For homeownership, the past few years since the burst of the real estate bubble have felt like an interminable road trip. Homeowners have taken on the role of the kids in the backseat of the station wagon held captive to the decisions of drivers they can’t control. While the real estate market is analyzed constantly by experts — and non-experts — all we really want to know is if the worst is in the rearview mirror and the end of this agonizing trip is in sight.
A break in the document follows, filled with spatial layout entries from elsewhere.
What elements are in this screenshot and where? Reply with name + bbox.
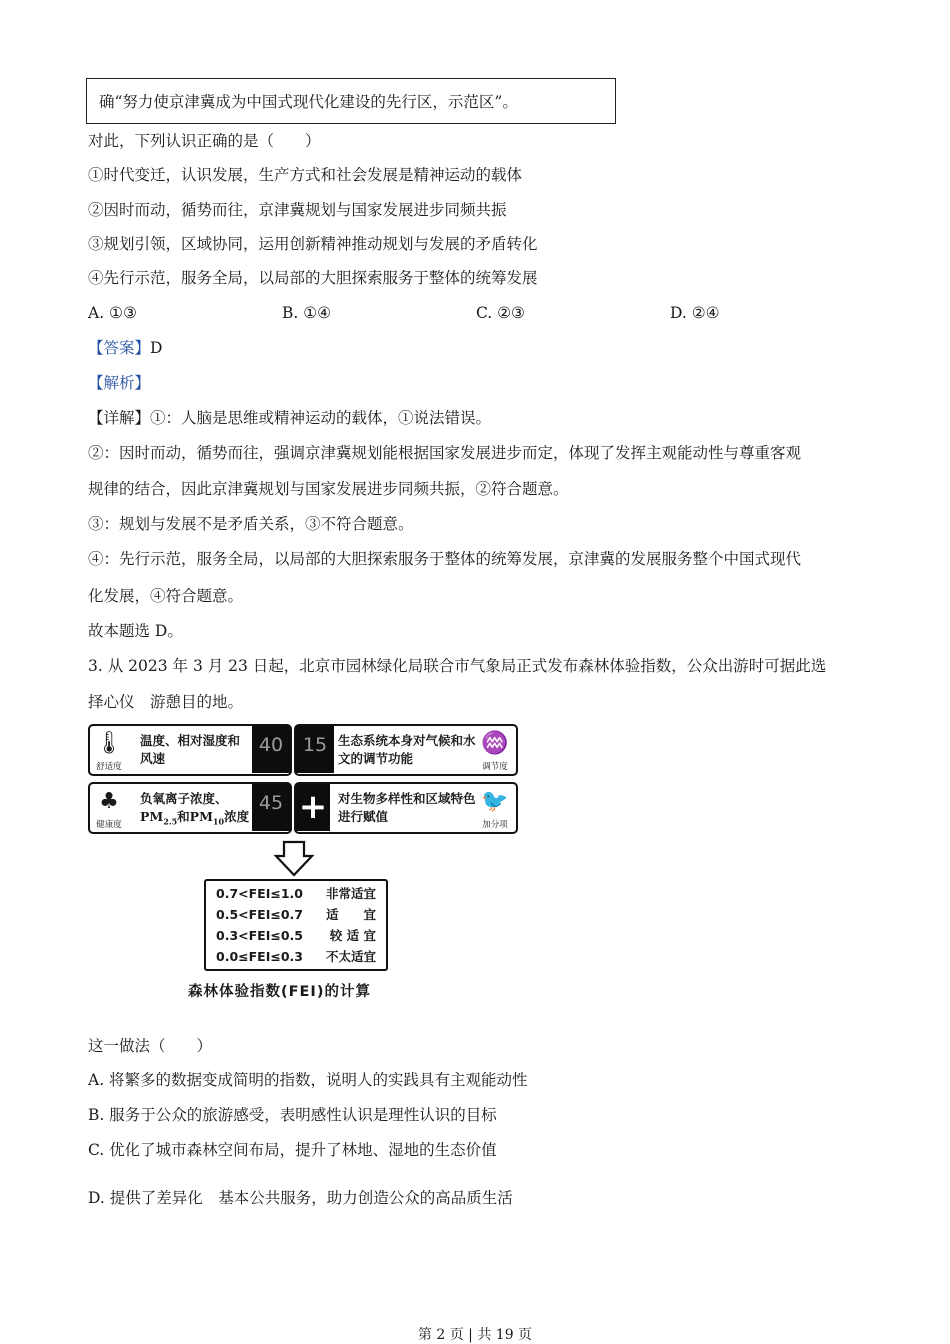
q3-option-c: C. 优化了城市森林空间布局，提升了林地、湿地的生态价值 xyxy=(88,1141,497,1159)
answer-tag: 【答案】 xyxy=(88,339,151,357)
range-1-level: 非常适宜 xyxy=(325,886,376,901)
quote-box xyxy=(86,78,616,124)
card-regulation xyxy=(294,724,518,776)
figure-caption: 森林体验指数(FEI)的计算 xyxy=(188,984,371,1000)
card-regulation-label: 调节度 xyxy=(482,762,508,772)
detail-4b: 化发展，④符合题意。 xyxy=(88,587,244,605)
detail-2a: ②：因时而动，循势而往，强调京津冀规划能根据国家发展进步而定，体现了发挥主观能动性与尊重客观 xyxy=(88,444,802,462)
q2-stem: 对此，下列认识正确的是（ ） xyxy=(88,132,321,150)
bird-icon: 🐦 加分项 xyxy=(478,787,512,831)
q3-stem-1: 3. 从 2023 年 3 月 23 日起，北京市园林绿化局联合市气象局正式发布森林体验指数，公众出游时可据此选 xyxy=(88,657,827,675)
thermometer-droplet-icon: 🌡 舒适度 xyxy=(92,729,126,773)
card-health-text-4: 浓度 xyxy=(224,809,250,824)
card-health xyxy=(88,782,292,834)
q2-statement-1: ①时代变迁，认识发展，生产方式和社会发展是精神运动的载体 xyxy=(88,166,523,184)
answer-line xyxy=(88,338,162,358)
quote-text: 确“努力使京津冀成为中国式现代化建设的先行区，示范区”。 xyxy=(99,93,518,111)
card-health-label: 健康度 xyxy=(96,820,122,830)
fei-figure xyxy=(88,724,520,1004)
range-2-level: 适 宜 xyxy=(325,907,376,922)
detail-2b: 规律的结合，因此京津冀规划与国家发展进步同频共振，②符合题意。 xyxy=(88,480,569,498)
q3-option-b: B. 服务于公众的旅游感受，表明感性认识是理性认识的目标 xyxy=(88,1106,497,1124)
q2-option-d: D. ②④ xyxy=(670,304,720,322)
range-3-level: 较 适 宜 xyxy=(329,928,376,943)
card-regulation-text: 生态系统本身对气候和水文的调节功能 xyxy=(338,733,476,766)
card-health-text-1: 负氧离子浓度、 xyxy=(140,791,228,806)
forest-city-icon: ♣ 健康度 xyxy=(92,787,126,831)
conclusion: 故本题选 D。 xyxy=(88,622,183,640)
range-2: 0.5<FEI≤0.7 xyxy=(216,907,303,922)
card-health-text-2: PM xyxy=(140,809,164,824)
card-bonus-text: 对生物多样性和区域特色进行赋值 xyxy=(338,791,476,824)
range-4: 0.0≤FEI≤0.3 xyxy=(216,949,303,964)
detail-line-1 xyxy=(88,408,491,428)
detail-tag: 【详解】 xyxy=(88,409,151,427)
q2-option-b: B. ①④ xyxy=(282,304,332,322)
card-comfort-label: 舒适度 xyxy=(96,762,122,772)
range-3: 0.3<FEI≤0.5 xyxy=(216,928,303,943)
q3-stem-2: 择心仪 游憩目的地。 xyxy=(88,693,244,711)
q2-statement-3: ③规划引领，区域协同，运用创新精神推动规划与发展的矛盾转化 xyxy=(88,235,538,253)
card-comfort xyxy=(88,724,292,776)
card-health-sub-2: 10 xyxy=(212,816,225,827)
card-regulation-value: 15 xyxy=(296,726,334,773)
plus-icon: + xyxy=(296,784,330,831)
answer-value: D xyxy=(150,339,163,357)
q2-statement-4: ④先行示范，服务全局，以局部的大胆探索服务于整体的统筹发展 xyxy=(88,269,538,287)
card-health-sub-1: 2.5 xyxy=(163,816,178,827)
q2-option-c: C. ②③ xyxy=(476,304,525,322)
down-arrow-icon xyxy=(274,840,314,878)
page-footer: 第 2 页 | 共 19 页 xyxy=(417,1327,533,1343)
card-health-value: 45 xyxy=(252,784,290,831)
card-bonus xyxy=(294,782,518,834)
analysis-line xyxy=(88,373,150,393)
detail-4a: ④：先行示范，服务全局，以局部的大胆探索服务于整体的统筹发展，京津冀的发展服务整个中国式现代 xyxy=(88,550,802,568)
analysis-tag: 【解析】 xyxy=(88,374,151,392)
q3-option-a: A. 将繁多的数据变成简明的指数，说明人的实践具有主观能动性 xyxy=(88,1071,528,1089)
range-1: 0.7<FEI≤1.0 xyxy=(216,886,303,901)
detail-3: ③：规划与发展不是矛盾关系，③不符合题意。 xyxy=(88,515,414,533)
fei-range-box xyxy=(204,879,388,971)
water-wave-icon: ♒ 调节度 xyxy=(478,729,512,773)
card-health-text xyxy=(140,790,256,831)
detail-1: ①：人脑是思维或精神运动的载体，①说法错误。 xyxy=(150,409,492,427)
card-bonus-label: 加分项 xyxy=(482,820,508,830)
card-comfort-value: 40 xyxy=(252,726,290,773)
range-4-level: 不太适宜 xyxy=(325,949,376,964)
q3-option-d: D. 提供了差异化 基本公共服务，助力创造公众的高品质生活 xyxy=(88,1189,513,1207)
q3-stem-3: 这一做法（ ） xyxy=(88,1037,213,1055)
card-comfort-text: 温度、相对湿度和风速 xyxy=(140,733,241,766)
q2-option-a: A. ①③ xyxy=(88,304,137,322)
q2-statement-2: ②因时而动，循势而往，京津冀规划与国家发展进步同频共振 xyxy=(88,201,507,219)
card-health-text-3: 和PM xyxy=(177,809,213,824)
The state of the local real estate market can be difficult to pin down. For a long time the bleak message seemed to be that prices and sales numbers were down, but there was a lot more room before everything hit bottom. Real estate experts were always hopeful that a market turnaround was just around the corner, while homeowners grappled with the realities of plummeting home values. While it’s apparent that the local market is nowhere near back to the heady, pre-crash days, it certainly seems as if Oak Park may be headed for better times.
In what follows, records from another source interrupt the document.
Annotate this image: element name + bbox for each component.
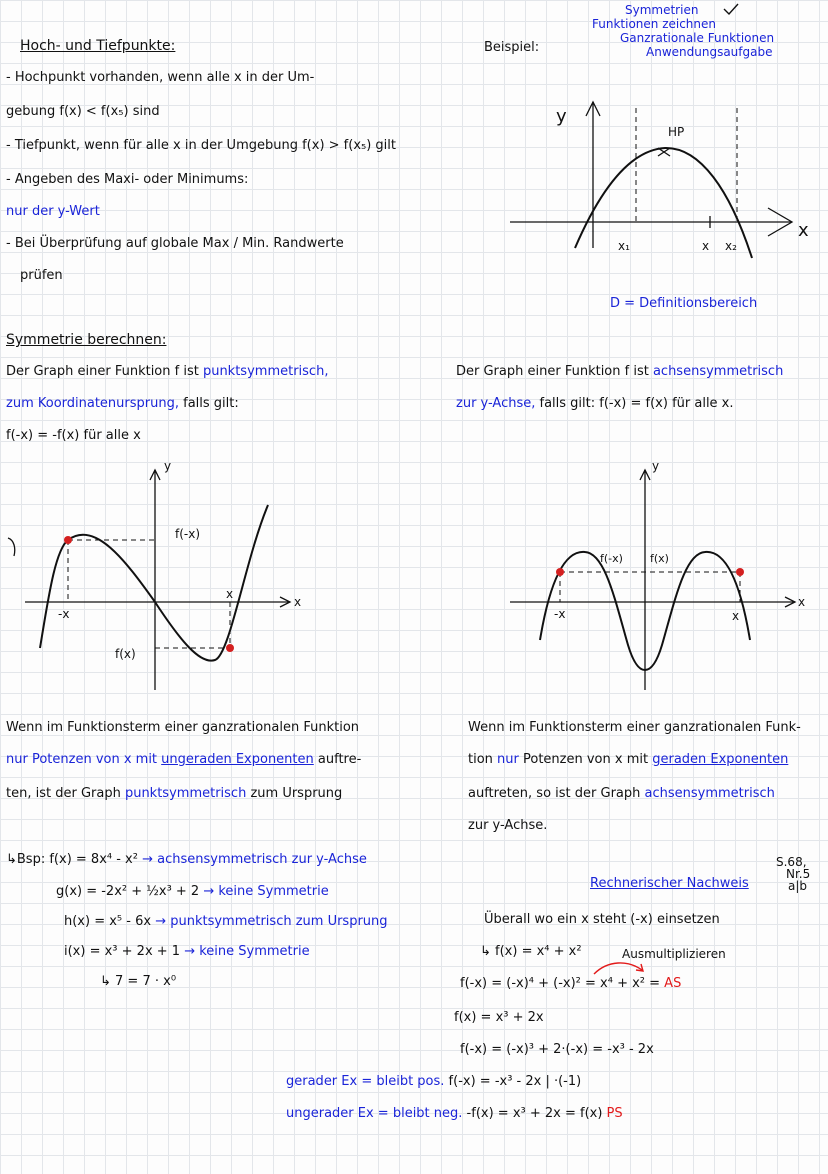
example-row: [56, 884, 329, 900]
proof-result: AS: [660, 976, 682, 991]
f-pos-label: f(x): [115, 647, 136, 661]
as-rule-line2: [468, 752, 788, 768]
proof-result: PS: [602, 1106, 623, 1121]
y-label: y: [556, 106, 567, 127]
proof-line: [460, 976, 681, 992]
ps-definition-line1: [6, 364, 328, 380]
proof-note: Ausmultiplizieren: [622, 947, 726, 961]
hp-label: HP: [668, 125, 685, 139]
example-function: i(x) = x³ + 2x + 1: [64, 944, 181, 959]
example-row: [64, 944, 310, 960]
check-line: - Bei Überprüfung auf globale Max / Min. Randwerte: [6, 236, 344, 251]
point-marker: [556, 568, 564, 576]
rule-text: ten, ist der Graph: [6, 786, 125, 801]
extrema-line: - Tiefpunkt, wenn für alle x in der Umgebung f(x) > f(x₅) gilt: [6, 138, 397, 153]
as-rule-line1: Wenn im Funktionsterm einer ganzrationalen Funk-: [468, 720, 801, 735]
example-function: ↳Bsp: f(x) = 8x⁴ - x²: [6, 852, 138, 867]
as-def-axis: zur y-Achse,: [456, 396, 536, 411]
rule-text: nur Potenzen von x mit: [6, 752, 162, 767]
example-row: [6, 852, 367, 868]
rule-highlight: geraden Exponenten: [652, 752, 789, 767]
extrema-line: - Hochpunkt vorhanden, wenn alle x in der Um-: [6, 70, 315, 85]
example-function: g(x) = -2x² + ½x³ + 2: [56, 884, 200, 899]
topic-item: Symmetrien: [625, 3, 699, 17]
x1-label: x₁: [618, 239, 630, 253]
pos-x-label: x: [226, 587, 234, 601]
example-result: → achsensymmetrisch zur y-Achse: [137, 852, 367, 867]
hp-marker: [658, 148, 670, 156]
only-y-note: nur der y-Wert: [6, 204, 100, 219]
rule-highlight: nur: [497, 752, 519, 767]
neg-x-label: -x: [554, 607, 566, 621]
page-reference: S.68,: [776, 855, 807, 869]
f-neg-label: f(-x): [175, 527, 201, 541]
y-label: y: [652, 459, 660, 473]
proof-line: Überall wo ein x steht (-x) einsetzen: [484, 912, 720, 927]
check-icon: [722, 2, 740, 16]
ps-def-falls: falls gilt:: [178, 396, 239, 411]
ps-rule-line3: [6, 786, 342, 802]
proof-calc: -f(x) = x³ + 2x = f(x): [462, 1106, 603, 1121]
cubic-curve: [40, 505, 268, 661]
ps-formula: f(-x) = -f(x) für alle x: [6, 428, 141, 443]
rule-text: auftreten, so ist der Graph: [468, 786, 645, 801]
proof-line: [286, 1074, 581, 1090]
page-reference: a|b: [788, 879, 808, 893]
as-rule-line4: zur y-Achse.: [468, 818, 548, 833]
extrema-example-graph: [500, 90, 820, 270]
x-label: x: [798, 595, 806, 609]
rule-highlight: ungeraden Exponenten: [161, 752, 314, 767]
constant-note: ↳ 7 = 7 · x⁰: [100, 974, 177, 989]
point-marker: [226, 644, 234, 652]
domain-note: D = Definitionsbereich: [610, 296, 758, 311]
ps-def-highlight: punktsymmetrisch,: [202, 364, 329, 379]
topic-item: Ganzrationale Funktionen: [620, 31, 775, 45]
f-pos-label: f(x): [650, 552, 669, 565]
topic-item: Anwendungsaufgabe: [646, 45, 773, 59]
extrema-line: gebung f(x) < f(x₅) sind: [6, 104, 160, 119]
as-def-highlight: achsensymmetrisch: [652, 364, 784, 379]
point-marker: [736, 568, 744, 576]
heading-extrema: Hoch- und Tiefpunkte:: [20, 38, 176, 54]
example-result: → keine Symmetrie: [180, 944, 310, 959]
proof-line: [286, 1106, 623, 1122]
proof-line: f(x) = x³ + 2x: [454, 1010, 544, 1025]
as-definition-line1: [456, 364, 783, 380]
axis-symmetry-graph: [500, 455, 820, 685]
rule-text: auftre-: [313, 752, 362, 767]
ps-def-text: Der Graph einer Funktion f ist: [6, 364, 203, 379]
as-def-text: Der Graph einer Funktion f ist: [456, 364, 653, 379]
stray-mark: [8, 538, 15, 556]
example-row: [64, 914, 388, 930]
proof-heading: Rechnerischer Nachweis: [590, 876, 749, 891]
x-label: x: [798, 220, 809, 241]
arrow-icon: [590, 958, 650, 978]
example-function: h(x) = x⁵ - 6x: [64, 914, 152, 929]
proof-line: f(-x) = (-x)³ + 2·(-x) = -x³ - 2x: [460, 1042, 654, 1057]
pos-x-label: x: [732, 609, 740, 623]
proof-note: gerader Ex = bleibt pos.: [286, 1074, 445, 1089]
rule-text: Potenzen von x mit: [518, 752, 653, 767]
proof-calc: f(-x) = (-x)⁴ + (-x)² = x⁴ + x² =: [460, 976, 661, 991]
neg-x-label: -x: [58, 607, 70, 621]
rule-text: zum Ursprung: [246, 786, 343, 801]
as-definition-line2: [456, 396, 734, 412]
check-line: prüfen: [20, 268, 63, 283]
y-label: y: [164, 459, 172, 473]
symmetry-heading: Symmetrie berechnen:: [6, 332, 167, 348]
f-neg-label: f(-x): [600, 552, 623, 565]
topic-item: Funktionen zeichnen: [592, 17, 717, 31]
example-result: → punktsymmetrisch zum Ursprung: [151, 914, 388, 929]
as-rule-line3: [468, 786, 775, 802]
rule-highlight: achsensymmetrisch: [644, 786, 775, 801]
proof-note: ungerader Ex = bleibt neg.: [286, 1106, 463, 1121]
page-reference: Nr.5: [786, 867, 811, 881]
x-tick-label: x: [702, 239, 710, 253]
ps-rule-line1: Wenn im Funktionsterm einer ganzrationalen Funktion: [6, 720, 360, 735]
x-label: x: [294, 595, 302, 609]
rule-highlight: punktsymmetrisch: [124, 786, 247, 801]
point-symmetry-graph: [0, 455, 330, 685]
extrema-line: - Angeben des Maxi- oder Minimums:: [6, 172, 249, 187]
proof-line: ↳ f(x) = x⁴ + x²: [480, 944, 582, 959]
proof-calc: f(-x) = -x³ - 2x | ·(-1): [444, 1074, 582, 1089]
ps-rule-line2: [6, 752, 361, 768]
x2-label: x₂: [725, 239, 737, 253]
example-label: Beispiel:: [484, 40, 540, 55]
ps-definition-line2: [6, 396, 239, 412]
as-def-formula: falls gilt: f(-x) = f(x) für alle x.: [535, 396, 734, 411]
point-marker: [64, 536, 72, 544]
rule-text: tion: [468, 752, 498, 767]
example-result: → keine Symmetrie: [199, 884, 329, 899]
ps-def-origin: zum Koordinatenursprung,: [6, 396, 179, 411]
Statistics from the Oak Park Area Association of Realtors on single-family home sales during the first two quarters of 2012 show that the area is experiencing growth over the same period in 2011. During the first six months of the year, 176 single-family home sales have closed, versus 153 in the same period in 2011. Median prices are up too, settling in at $401,794 in 2012 compared to $371,982 in 2011. Also important to sellers, average market time has decreased from 150 days to 120.
John Lawrence, managing broker and owner of Weichert Realtors-Nickel Group in Oak Park and treasurer-elect of the Oak Park Area Association of Realtors, notes that these numbers translate into a 6.87 percent uptick in the sale numbers of detached homes.
“Just looking at May 2011 versus May 2012, market time is down 19 percent. In the first half of the year, market time was down 13 percent from the prior year,” he says. “Instead of six months, homes are selling in five months, which can make a big difference for a seller.”
Reaction from agents
Rich Gloor, broker/owner of Better Homes and Gardens Gloor Realty, says the recent numbers indicate rosier times ahead for the real estate market. “There’s no question in my opinion that the market is getting better,” he says. “I know that our office has been way, way, way ahead of last year.”
Gloor says a number of factors play into Oak Park’s recovery.
“There’s lots of pent up demand from people who have been on the sidelines. Apartment rental prices are going up, so people are ready to buy. Oak Park’s location is also helpful. Our location is so great, so close to the city and with great schools that people want to move here.”
Even beyond the hallowed circle of Oak Park, realtors are taking notice. Real estate broker Eric Rojas works for Kale Realty in Chicago and blogs at The Chicago Real Estate Local (www.ericrojasblog.com) on market trends. A June 25th post touted Oak Park’s numbers.
Rojas says he looks at the Oak Park market because many of his clients are interested in the village.
“Many of our clients are first-time buyers, or in condos in the city,” he explains. “Oak Park is always in their top three choices of places to look for a home. A lot of people from the city move to Oak Park because of the diverse housing stock under $500,000 and the perception is the schools are better.”
Rojas says Oak Park prices and sales numbers have gone up for two main reasons: affordability and consumer confidence. “[Affordability] is a trend in the best, most established neighborhoods. Consumer confidence hasn’t been the best for a few years now, and it’s starting to improve. People are buying houses that three, four, or five years ago they couldn’t.
“Obviously, interest rates are good too, which plays into things. Prior to this, when interest rates were low, everyone wondered why more people weren’t buying, but it took a long time for people to feel comfortable with the prices of homes.”
Lawrence agrees that consumer confidence is playing a role in the uptick. “It’s a combination of historically low interest rates and pent-up demand. We’re not good at denying ourselves too long, and people always have a reason they need to move.
“The last two years, Oak Park single-family home sales have remained very stable as to median price, with only about a 1 percent decline from 2010 to 2012, so people are feeling some stability that they haven’t had. They can now sell a starter home and move up.”
Predictions for the future
While Lawrence sees the tide turning, he cautions against too much exuberance. “With a sample size like Oak Park, you have to be careful to say this is a huge trend. With that said, I do see things improving. We’re starting to see properties actually sell in the upper brackets.
Last year, Lawrence adds, brokers weren’t seeing a lot of movement in home prices over $1 million. Two homes went under contract at over a million in 2011 in Oak Park. Now, he says, “there’s activity in that price point that we just weren’t seeing.”
Gloor insists that the local market is in full recovery mode. “There’s no question that it is turning the corner and that it will be even better next year.”
For his part, Rojas notes that he prefers to write about what is already occurring. “We don’t predict any kind of trend that prices will keep going up, but what we do know is what’s going on now. It looks good. You can take a guess that the neighborhood will continue to look good in the future.”